Ein KfZ ist kein gefährliches Werkzeug iSd § 113 II 2 Alt 2 StGB. 

Sachverhalt (Rn. 2) 

Ein flüchtender Angeklagter wurde von der Polizei durch einen künstlichen Stau auf der rechten Fahrspur hinter einem Lkw gestoppt. Die Polizisten versuchten erfolglos den Angeklagten zum Aussteigen zu bewegen. Der Angeklagte, der sich der Festnahme durch die Polizeibeamten entziehen und fliehen wollte, entschloss sich daraufhin, mit seinem Pkw den Weg „frei zu rammen“. Er fuhr mehrmals gegen den LKW sowie gegen die Polizeifahrzeuge, wodurch Polizeibeamte durch Sprünge über die Mittelleitplanke flüchten mussten. Es kam u. a. zu Sachschäden. 

Aus den Gründen 

„Ein Kraftfahrzeug erfüllt auch nicht die Voraussetzungen eines gefährlichen Werkzeugs im Sinne von § 113 Abs. 2 Satz 2 Nr. 1 Alt. 2 StGB [parallel zu § 244 Abs. 1 Nr. 1a) Alt. 2 StGB]. Denn trotz der von ihm ausgehenden erheblichen Bewegungs­energie ist ein Kraftfahrzeug bei objektiver Betrachtung kein Gegenstand, der dazu bestimmt ist, eine Kraft gegen ein anderes Objekt zu entfalten oder zu verstärken. Er unter­scheidet sich dadurch von alltäglichen Werkzeugen wie etwa einem Hammer oder einem Schraubendreher, die schon bei bestimmungs­gemäßer Verwendung diesen Zweck haben und sich ohne weitreichende Veränderung der vorgesehenen Einsatzform (Schlagen, auf einen Punkt konzentrierte Druckausübung etc.) verbotenen Waffen ähnlich gegen Menschen einsetzen lassen. Dass sich unter krasser Pervertierung seines Zwecks als Fortbewegungs­mittel auch ein Kraftfahrzeug dazu missbrauchen lässt, Sachen zu zerstören oder Menschen zu verletzen, ändert daran nichts.“ (Rn. 8) 

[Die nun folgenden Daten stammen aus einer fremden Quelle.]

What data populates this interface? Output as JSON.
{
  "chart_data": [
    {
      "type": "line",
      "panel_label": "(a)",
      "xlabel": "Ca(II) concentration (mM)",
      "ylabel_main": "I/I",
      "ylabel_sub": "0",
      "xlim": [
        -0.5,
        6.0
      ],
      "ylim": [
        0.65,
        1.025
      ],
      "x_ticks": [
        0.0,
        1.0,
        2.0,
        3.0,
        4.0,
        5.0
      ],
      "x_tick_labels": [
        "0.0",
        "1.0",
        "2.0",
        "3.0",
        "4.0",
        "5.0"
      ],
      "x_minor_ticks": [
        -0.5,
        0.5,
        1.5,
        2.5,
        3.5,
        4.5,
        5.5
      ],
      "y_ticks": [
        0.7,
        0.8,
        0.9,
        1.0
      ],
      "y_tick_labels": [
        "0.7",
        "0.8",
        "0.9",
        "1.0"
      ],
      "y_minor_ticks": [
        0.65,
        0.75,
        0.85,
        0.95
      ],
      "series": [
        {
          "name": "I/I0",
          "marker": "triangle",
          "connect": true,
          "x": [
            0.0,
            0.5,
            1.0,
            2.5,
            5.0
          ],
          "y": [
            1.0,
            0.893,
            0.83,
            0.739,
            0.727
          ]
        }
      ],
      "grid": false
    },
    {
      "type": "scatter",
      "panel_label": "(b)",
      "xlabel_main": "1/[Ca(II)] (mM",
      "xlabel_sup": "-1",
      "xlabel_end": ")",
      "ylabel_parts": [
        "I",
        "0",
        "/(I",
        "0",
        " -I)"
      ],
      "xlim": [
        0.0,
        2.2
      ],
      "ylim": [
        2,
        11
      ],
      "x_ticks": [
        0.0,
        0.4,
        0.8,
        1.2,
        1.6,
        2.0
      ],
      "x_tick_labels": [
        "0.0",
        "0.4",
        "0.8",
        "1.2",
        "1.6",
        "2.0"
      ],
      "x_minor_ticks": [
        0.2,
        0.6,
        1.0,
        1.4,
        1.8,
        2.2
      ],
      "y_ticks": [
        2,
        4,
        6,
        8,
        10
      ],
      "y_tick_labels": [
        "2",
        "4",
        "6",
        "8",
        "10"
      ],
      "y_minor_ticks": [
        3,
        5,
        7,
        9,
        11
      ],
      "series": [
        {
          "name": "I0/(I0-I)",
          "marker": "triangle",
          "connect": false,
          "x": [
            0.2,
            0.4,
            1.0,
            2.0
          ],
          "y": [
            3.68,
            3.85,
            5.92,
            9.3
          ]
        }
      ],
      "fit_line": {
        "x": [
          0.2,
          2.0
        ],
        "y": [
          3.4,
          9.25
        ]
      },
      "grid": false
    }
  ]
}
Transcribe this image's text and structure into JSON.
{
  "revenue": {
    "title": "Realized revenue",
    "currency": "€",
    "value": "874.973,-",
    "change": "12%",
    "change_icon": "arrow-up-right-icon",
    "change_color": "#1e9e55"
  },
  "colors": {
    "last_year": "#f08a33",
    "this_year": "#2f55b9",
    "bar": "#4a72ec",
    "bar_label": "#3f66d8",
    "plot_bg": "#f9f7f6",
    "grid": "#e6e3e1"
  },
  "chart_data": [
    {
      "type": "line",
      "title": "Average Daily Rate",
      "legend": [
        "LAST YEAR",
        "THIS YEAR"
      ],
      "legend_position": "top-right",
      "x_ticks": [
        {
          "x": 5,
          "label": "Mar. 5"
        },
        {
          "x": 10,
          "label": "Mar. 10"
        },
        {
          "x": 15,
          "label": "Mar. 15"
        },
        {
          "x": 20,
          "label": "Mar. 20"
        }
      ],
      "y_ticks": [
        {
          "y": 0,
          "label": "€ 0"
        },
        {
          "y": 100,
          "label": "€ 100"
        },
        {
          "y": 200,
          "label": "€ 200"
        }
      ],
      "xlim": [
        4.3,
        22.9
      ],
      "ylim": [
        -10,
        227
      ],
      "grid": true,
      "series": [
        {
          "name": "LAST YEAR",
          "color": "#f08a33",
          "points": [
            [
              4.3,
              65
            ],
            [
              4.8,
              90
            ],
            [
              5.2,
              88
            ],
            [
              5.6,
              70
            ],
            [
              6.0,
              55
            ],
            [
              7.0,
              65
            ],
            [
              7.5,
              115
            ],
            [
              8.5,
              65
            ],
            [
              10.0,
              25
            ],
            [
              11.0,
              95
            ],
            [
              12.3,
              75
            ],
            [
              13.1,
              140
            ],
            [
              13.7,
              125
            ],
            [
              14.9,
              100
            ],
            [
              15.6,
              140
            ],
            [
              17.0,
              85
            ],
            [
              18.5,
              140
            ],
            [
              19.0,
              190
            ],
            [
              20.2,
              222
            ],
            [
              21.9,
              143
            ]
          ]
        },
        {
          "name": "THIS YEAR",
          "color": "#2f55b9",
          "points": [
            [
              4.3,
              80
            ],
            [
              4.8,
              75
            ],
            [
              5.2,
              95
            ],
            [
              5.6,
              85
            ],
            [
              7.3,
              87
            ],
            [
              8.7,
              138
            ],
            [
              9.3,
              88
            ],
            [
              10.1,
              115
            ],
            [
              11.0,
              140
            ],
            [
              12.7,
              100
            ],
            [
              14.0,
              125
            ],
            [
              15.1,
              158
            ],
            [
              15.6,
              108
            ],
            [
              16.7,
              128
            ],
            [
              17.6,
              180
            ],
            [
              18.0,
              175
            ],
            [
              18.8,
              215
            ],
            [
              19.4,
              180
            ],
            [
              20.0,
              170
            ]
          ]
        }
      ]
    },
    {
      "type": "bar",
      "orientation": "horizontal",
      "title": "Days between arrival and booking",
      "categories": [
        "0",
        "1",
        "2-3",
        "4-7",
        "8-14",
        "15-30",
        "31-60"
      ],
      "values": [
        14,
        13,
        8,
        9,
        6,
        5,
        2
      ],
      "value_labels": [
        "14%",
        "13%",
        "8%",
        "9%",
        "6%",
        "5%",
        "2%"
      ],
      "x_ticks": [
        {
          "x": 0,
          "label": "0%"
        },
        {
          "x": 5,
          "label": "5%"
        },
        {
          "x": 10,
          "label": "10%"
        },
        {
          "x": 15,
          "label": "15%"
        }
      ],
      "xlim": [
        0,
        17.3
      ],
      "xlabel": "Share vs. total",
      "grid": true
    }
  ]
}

Zudem hat sich der Angeklagte eines schweren gefährlichen Eingriffs in den Straßenverkehr gem. § 315b Abs. 1 Nr. 3, Abs. 3, § 315 Abs. 3 Nr. 1a) StGB schuldig gemacht. (Rn. 11) 

„Durch die absichtlich herbeigeführten Kollisionen hat der Angeklagte unter Anwendung der Eigendynamik seines Fahrzeugs fremde Sachen von bedeutendem Wert nicht nur gefährdet, sondern beschädigt. Die erforderliche Pervertierungs­absicht und der zumindest bedingte Schädigungs­vorsatz liegen auf der Hand. Rechts­fehlerfrei belegt ist mit diesen Feststellungen zugleich aber auch, dass der Angeklagte in der Absicht handelte, einen Unglücksfall herbeizuführen, sodass auch ein schwerer gefährlicher Eingriff in den Straßenverkehr gegeben ist. Dieser Qualifikations­tatbestand setzt voraus, dass es dem Täter darauf ankommt, einen Unglücksfall dadurch herbeizuführen, dass sich die durch seine Tathandlung im Sinne des § 315b Abs. 1 StGB verursachte konkrete verkehrs­spezifische Gefahr verwirklicht. Hingegen muss seine Absicht nicht auf die Herbeiführung eines Personenschadens gerichtet sein, vielmehr reicht auch die Absicht aus, einen Sachschaden zu verursachen. Dies ist hier der Fall, denn nach den Feststellungen beinhaltete das durch den Angeklagten beabsichtigte „Freirammen“ notwendig das Beschädigen der zu diesem Zweck jeweils von ihm angesteuerten Fahrzeuge. Dass er hierbei mit seiner Flucht ein weitergehendes Ziel verfolgte, ist ohne Bedeutung.“ (Rn. 12)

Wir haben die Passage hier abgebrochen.